Given the high drop-off rate, he cautioned about interpreting this figure. "I think what's important to state is these were not patients. These were subjects. There is a whole load of difference between someone who feels fine" and a patient with a diagnosed problem, he said.
He said asymptomatic individuals may be notified of an AF event and not act on it, but another potential source of harm is if someone feels palpitations but does not get a notification by the device and is therefore falsely reassured. But with continuous monitoring by the watch, true AF may be picked up even if a couple of episodes are missed.
"As time goes on, I think that sensitivity is going to increase simply by the virtue of the fact that it's continuously monitoring," Burri said.
In a statement, the EHRA provided further reactions and perspectives on the study from some of its leaders.
Isabelle Van Gelder, MD, PhD, chair of EHRA's National Cardiac Societies Committee, said: "My main concern about the study [is] that it brings a lot of anxiety among the people wearing such devices."
Gerhard Hindricks, MD, editor-in-chief of EHRA's scientific journal EP Europace and a past president of EHRA, said: "From an innovative technological point of view, this is a fantastic new approach. But are we ready for these technological innovations? Are the citizens ready? Is the healthcare system ready? I have my doubts about whether we are ready to implement this approach now."
Hindricks further wondered whether the technology would have an impact on outcomes, and where the data will end up or how they will be used. "Will these data potentially bypass the traditional healthcare system? Are there legal issues? Has all that been clarified and really thought through? I've got my doubts."

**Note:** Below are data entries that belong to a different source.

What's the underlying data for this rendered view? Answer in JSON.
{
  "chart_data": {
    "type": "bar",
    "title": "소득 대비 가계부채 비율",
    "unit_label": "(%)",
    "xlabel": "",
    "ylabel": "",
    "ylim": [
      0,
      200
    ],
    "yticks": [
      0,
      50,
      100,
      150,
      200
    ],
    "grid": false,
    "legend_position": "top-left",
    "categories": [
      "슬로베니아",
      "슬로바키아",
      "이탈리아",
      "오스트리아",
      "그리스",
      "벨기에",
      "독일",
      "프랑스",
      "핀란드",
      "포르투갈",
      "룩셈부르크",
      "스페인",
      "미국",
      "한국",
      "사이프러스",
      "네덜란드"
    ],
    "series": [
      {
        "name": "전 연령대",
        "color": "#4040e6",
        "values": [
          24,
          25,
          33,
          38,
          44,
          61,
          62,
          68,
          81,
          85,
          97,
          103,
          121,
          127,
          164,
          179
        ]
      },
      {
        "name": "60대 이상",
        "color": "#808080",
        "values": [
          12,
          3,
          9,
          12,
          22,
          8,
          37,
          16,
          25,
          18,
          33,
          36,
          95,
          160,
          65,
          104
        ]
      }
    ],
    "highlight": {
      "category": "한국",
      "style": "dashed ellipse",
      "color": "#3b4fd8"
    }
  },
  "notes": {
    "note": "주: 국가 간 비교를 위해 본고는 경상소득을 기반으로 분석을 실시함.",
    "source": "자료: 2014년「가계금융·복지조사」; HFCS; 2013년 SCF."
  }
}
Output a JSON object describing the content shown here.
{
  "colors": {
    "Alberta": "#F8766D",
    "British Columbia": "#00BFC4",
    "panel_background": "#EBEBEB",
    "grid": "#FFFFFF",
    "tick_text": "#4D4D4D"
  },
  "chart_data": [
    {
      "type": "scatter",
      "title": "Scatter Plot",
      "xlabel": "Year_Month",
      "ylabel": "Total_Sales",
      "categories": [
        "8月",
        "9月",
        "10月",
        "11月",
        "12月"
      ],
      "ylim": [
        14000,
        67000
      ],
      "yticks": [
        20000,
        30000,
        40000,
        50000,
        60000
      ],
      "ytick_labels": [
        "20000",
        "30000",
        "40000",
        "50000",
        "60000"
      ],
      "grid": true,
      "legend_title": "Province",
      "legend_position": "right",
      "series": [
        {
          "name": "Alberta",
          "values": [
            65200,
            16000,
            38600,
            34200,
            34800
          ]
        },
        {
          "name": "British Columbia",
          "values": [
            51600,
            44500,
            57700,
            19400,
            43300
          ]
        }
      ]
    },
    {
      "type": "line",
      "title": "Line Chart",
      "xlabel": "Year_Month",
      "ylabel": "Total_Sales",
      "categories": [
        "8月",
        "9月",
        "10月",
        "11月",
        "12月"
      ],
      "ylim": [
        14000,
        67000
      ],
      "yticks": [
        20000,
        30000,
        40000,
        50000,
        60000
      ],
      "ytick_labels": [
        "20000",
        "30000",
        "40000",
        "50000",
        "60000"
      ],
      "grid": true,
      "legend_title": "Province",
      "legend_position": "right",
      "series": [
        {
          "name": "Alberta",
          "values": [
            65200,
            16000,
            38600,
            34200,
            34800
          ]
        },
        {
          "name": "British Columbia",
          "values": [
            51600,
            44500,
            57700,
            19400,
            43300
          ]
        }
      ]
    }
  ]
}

Emma Svennberg, MD, PhD, EHRA m-health coordinator, pointed out that the detection rate of atrial fibrillation in this population was about 0.2%. "This should be compared to other screening studies in elderly populations of much shorter duration where they found approximately 15 times more atrial fibrillation, with numbers approximating 3%."
AF, she added, "is not a benign condition in the elderly, nor in those with cardiovascular risk factors. But in this trial of more than 400,000 people, only 6% were above the age of 65."
Apple Inc. sponsored the study. Russo disclosed that she is on the steering committee of the Apple Heart Study and has received honoraria, speaking, and consulting fees from Apple Inc., Medtronic, and UpToDate, and research grants from Boehringer Ingelheim and Boston Scientific. Neither Heidbuchel nor Burri reported any disclosures. Hindricks, Van Gelder, and Svennberg had no disclosures to report.
European Heart Rhythm Association (EHRA) 2019 Congress. Presented March 19, 2019.
Medscape Medical News © 2019
Cite this: Apple Heart Study Raises Myriad Questions - Medscape - Mar 27, 2019.